Мгновенно лицо старика стало угрюмым, сигарета в пальцах стала трястись сильней. И тряска эта была не от старости и не от алкоголя — так сильно разволновался он. Он говорил о любви к людям, о том, что на долю человека выпадает множество испытаний. Дайте почувствовать человеку, как он хорош, говорил художник, и он станет вдвое лучше.
— Кто же против этого возражает, — сказал Евгений Александрович, когда художник немного успокоился. — Все правильно. Мне одно непонятно — ваш восторг. Похвалить человека можно и нужно, но зачем же захваливать?
А про себя подумал: «Как быстро вы, однако, перестраиваетесь — сменили дубинку на цветок. Гнать бы вас всех, да профсоюзы у нас сильны, заступятся — не курят, скажут, не пьют, примерные семьянины. А толку-то от вашей добродетельности?».
— Есть мнение, — холодно начал проректор, — что институт готовит специалистов. О судьбе гениального одиночки Леонардо да Винчи вопрос можно поставить отдельно. Человек обязан работать постоянно, в меру своих сил, своего, пусть даже среднего, дарования. Профессионально работать. Человек обязан осознать один раз и на всю жизнь — сияющие вершины мастерства практически недосягаемы. Чем выше вскарабкается человек, тем дальше будет вершина. Может быть, я не прав?
Художник подавленно молчал. И Евгений Александрович почувствовал необходимость разрядить обстановку.
— Странное дело, — сказал он. — Второй день не могу отвязаться от этих строчек:
По лицу художника прошло грустное оживление.
— Есенин?! — полувопросительно сказал он.
— Почти, — ответил Евгений Александрович.

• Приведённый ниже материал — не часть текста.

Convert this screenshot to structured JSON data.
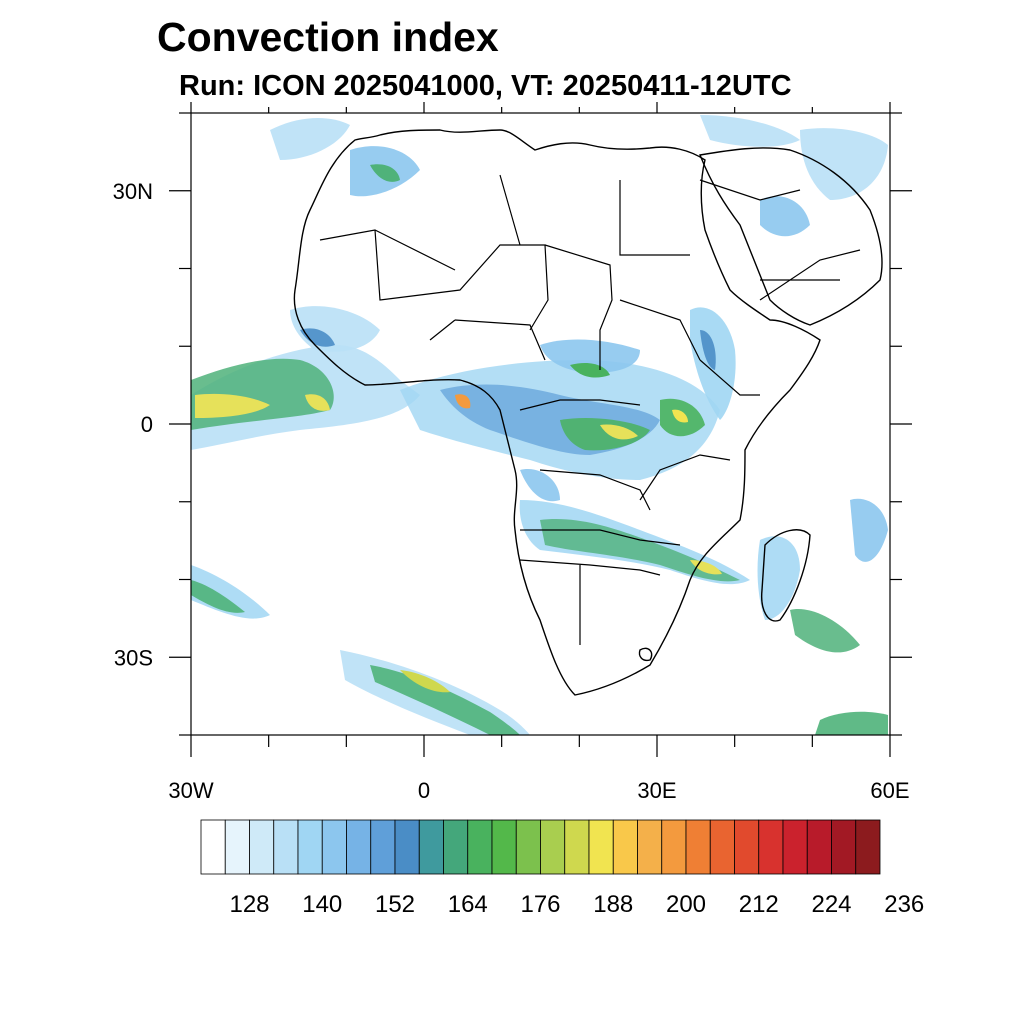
{
  "title": "Convection index",
  "subtitle": "Run: ICON 2025041000,  VT: 20250411-12UTC",
  "axes": {
    "x_ticks": [
      {
        "lon": -30,
        "label": "30W"
      },
      {
        "lon": 0,
        "label": "0"
      },
      {
        "lon": 30,
        "label": "30E"
      },
      {
        "lon": 60,
        "label": "60E"
      }
    ],
    "y_ticks": [
      {
        "lat": 30,
        "label": "30N"
      },
      {
        "lat": 0,
        "label": "0"
      },
      {
        "lat": -30,
        "label": "30S"
      }
    ],
    "lon_range": [
      -30,
      60
    ],
    "lat_range": [
      -40,
      40
    ]
  },
  "colorbar": {
    "colors": [
      "#ffffff",
      "#e6f4fc",
      "#cfeaf8",
      "#b9e0f6",
      "#a0d6f3",
      "#8cc6ee",
      "#76b3e6",
      "#5f9fd9",
      "#4a8dc6",
      "#3f9a9e",
      "#44a77b",
      "#49b25e",
      "#53b84a",
      "#7cc14d",
      "#a9ce4f",
      "#cfd84e",
      "#f1e450",
      "#f9c84a",
      "#f4b04a",
      "#f39a3e",
      "#ef7f34",
      "#e96430",
      "#e14a2d",
      "#d8322e",
      "#cb222d",
      "#b81b2a",
      "#a21924",
      "#8c1b1e"
    ],
    "labels": [
      "128",
      "140",
      "152",
      "164",
      "176",
      "188",
      "200",
      "212",
      "224",
      "236"
    ],
    "label_positions": [
      2,
      5,
      8,
      11,
      14,
      17,
      20,
      23,
      26,
      29
    ]
  },
  "features": {
    "coastline_color": "#000000",
    "border_color": "#000000"
  }
}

Валентина из редакционно-издательского отдела не подвела. На следующий день она зашла к Евгению Александровичу и доложила:
— Сегодня в обед, если у вас есть время, поезжайте в больницу. В регистратуре спросите Веру Ивановну. Она уже все знает и все сделает.
Евгений Александрович только руками развел.
— Да как же вам удалось?
Валя потупилась и шевельнула плечами.
— Так ведь, знаете, в жизни как… Только тогда и хорошо, когда друг за друга держимся, друг другу помогаем.
— Ага! — Проректор хитро сощурился и откинулся на спинку стула. — А вот бы интересно знать, любезная Валентина Алексеевна, а чем же я буду вам обязан? А с меня что причитается?
Валя покраснела и ответила сердито:
— Да бросьте вы, — но тут же спохватилась: все-таки проректор, величина недосягаемая. — Для хорошего человека — просто так…
— Как я понимаю, абсолютное бескорыстие?
— Да, — сказала Валентина. — Абсолютное бескорыстие. Это самое лучшее, что есть в жизни.
И посмотрела на Евгения Александровича чистым простодушным взглядом. Сама наивность, молодость и наивность. Интересно, давала ли жизнь свои суровые уроки этому юному существу? Евгений Александрович смотрел на нее и даже предположить не мог, что юные и непорочные существа нынче прекрасно разбираются в жизненной арифметике, а там, как известно, «услуга за услугу» идет первым правилом.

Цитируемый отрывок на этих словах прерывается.